The Skin I Live In

I have been a fan of Pedro Almodóvar’s work since I went to see Women on the Verge of a Nervous Breakdown at an art theatre near Boston Commons with Marc & Carol in 1988. I have since seen that film at least six times. Its art is exotic, and its comedy is oh so Spanish.

I have seen every one of his films since the 80’s. Among my personal favorites are Talk to Her, Volver, and Broken Embraces.

His newest is The Skin I Live In (La piel que habito). And it will stand out in my mind as his best.  A totally mesmerizing suspense/horror film, with stunning cinematography and art direction, and a totally unique plotline that will keep you riveted to the screen for the entire 123 minutes.
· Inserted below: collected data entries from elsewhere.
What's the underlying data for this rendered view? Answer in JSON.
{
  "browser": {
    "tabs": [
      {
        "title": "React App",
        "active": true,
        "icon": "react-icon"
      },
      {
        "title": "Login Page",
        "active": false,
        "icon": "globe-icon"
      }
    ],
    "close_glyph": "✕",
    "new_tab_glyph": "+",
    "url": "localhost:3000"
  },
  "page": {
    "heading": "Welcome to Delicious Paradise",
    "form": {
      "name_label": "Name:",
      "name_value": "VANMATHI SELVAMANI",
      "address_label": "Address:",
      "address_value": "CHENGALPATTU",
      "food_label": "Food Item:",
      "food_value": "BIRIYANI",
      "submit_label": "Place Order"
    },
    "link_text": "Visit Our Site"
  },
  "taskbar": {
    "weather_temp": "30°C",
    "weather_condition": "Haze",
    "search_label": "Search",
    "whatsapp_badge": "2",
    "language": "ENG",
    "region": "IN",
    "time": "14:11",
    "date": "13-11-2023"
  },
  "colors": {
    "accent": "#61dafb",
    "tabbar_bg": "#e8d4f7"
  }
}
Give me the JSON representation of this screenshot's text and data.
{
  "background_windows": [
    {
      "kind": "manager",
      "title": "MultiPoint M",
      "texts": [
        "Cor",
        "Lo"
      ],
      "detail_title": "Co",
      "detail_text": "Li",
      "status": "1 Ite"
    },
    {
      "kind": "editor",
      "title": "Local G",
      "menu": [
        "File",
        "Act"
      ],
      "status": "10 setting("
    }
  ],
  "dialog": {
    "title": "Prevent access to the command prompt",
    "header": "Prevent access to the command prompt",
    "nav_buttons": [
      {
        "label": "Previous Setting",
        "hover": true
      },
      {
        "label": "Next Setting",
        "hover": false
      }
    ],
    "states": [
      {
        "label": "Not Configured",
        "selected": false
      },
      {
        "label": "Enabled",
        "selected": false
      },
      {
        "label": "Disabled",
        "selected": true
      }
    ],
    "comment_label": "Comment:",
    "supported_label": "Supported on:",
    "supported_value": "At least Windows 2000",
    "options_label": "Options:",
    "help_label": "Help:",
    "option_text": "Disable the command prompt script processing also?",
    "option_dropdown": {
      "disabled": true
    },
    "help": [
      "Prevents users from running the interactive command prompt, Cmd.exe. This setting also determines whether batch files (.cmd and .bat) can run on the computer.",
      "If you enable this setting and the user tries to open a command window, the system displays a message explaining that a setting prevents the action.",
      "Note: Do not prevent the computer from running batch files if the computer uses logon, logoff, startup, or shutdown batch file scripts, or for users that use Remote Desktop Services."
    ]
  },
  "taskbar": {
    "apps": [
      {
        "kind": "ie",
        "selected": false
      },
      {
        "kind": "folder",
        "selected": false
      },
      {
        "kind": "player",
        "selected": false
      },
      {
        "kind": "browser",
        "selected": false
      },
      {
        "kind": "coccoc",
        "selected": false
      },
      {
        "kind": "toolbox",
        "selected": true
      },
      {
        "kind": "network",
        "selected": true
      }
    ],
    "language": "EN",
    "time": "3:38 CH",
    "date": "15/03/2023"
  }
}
A large part of the film’s allure is its art-like framing, reminiscent of Goya or Manet, while the underlying chaos churns in your mind.  I defy you to figure out the details until at least 80% of the film has been completed.

Antonio Banderas is at his most suave and smoldering; and Elena Anaya as his prisoner (both figuratively as well as literally) is like a living sculpture, with a multi-layered story within every crevice.

Everything you see onscreen is lush and three-dimensional; every color is over-saturated.  The story itself is so fractured and unsteady it feels as if it will collapse like a house of cards as any time, but Almodóvar slowly gives it more texture as flashbacks and details are slowly revealed.  Its a film that totally envelopes you in its story, while brilliantly setting exactly the right pace and tone by using a subtle yet jarring staccato violin at the appropriate times.

I highly recommend it, especially on the big screen. (At the screening last night, I noticed that no one moved — or apparently even breathed — for the entire run time.) Its not a film I will soon forget.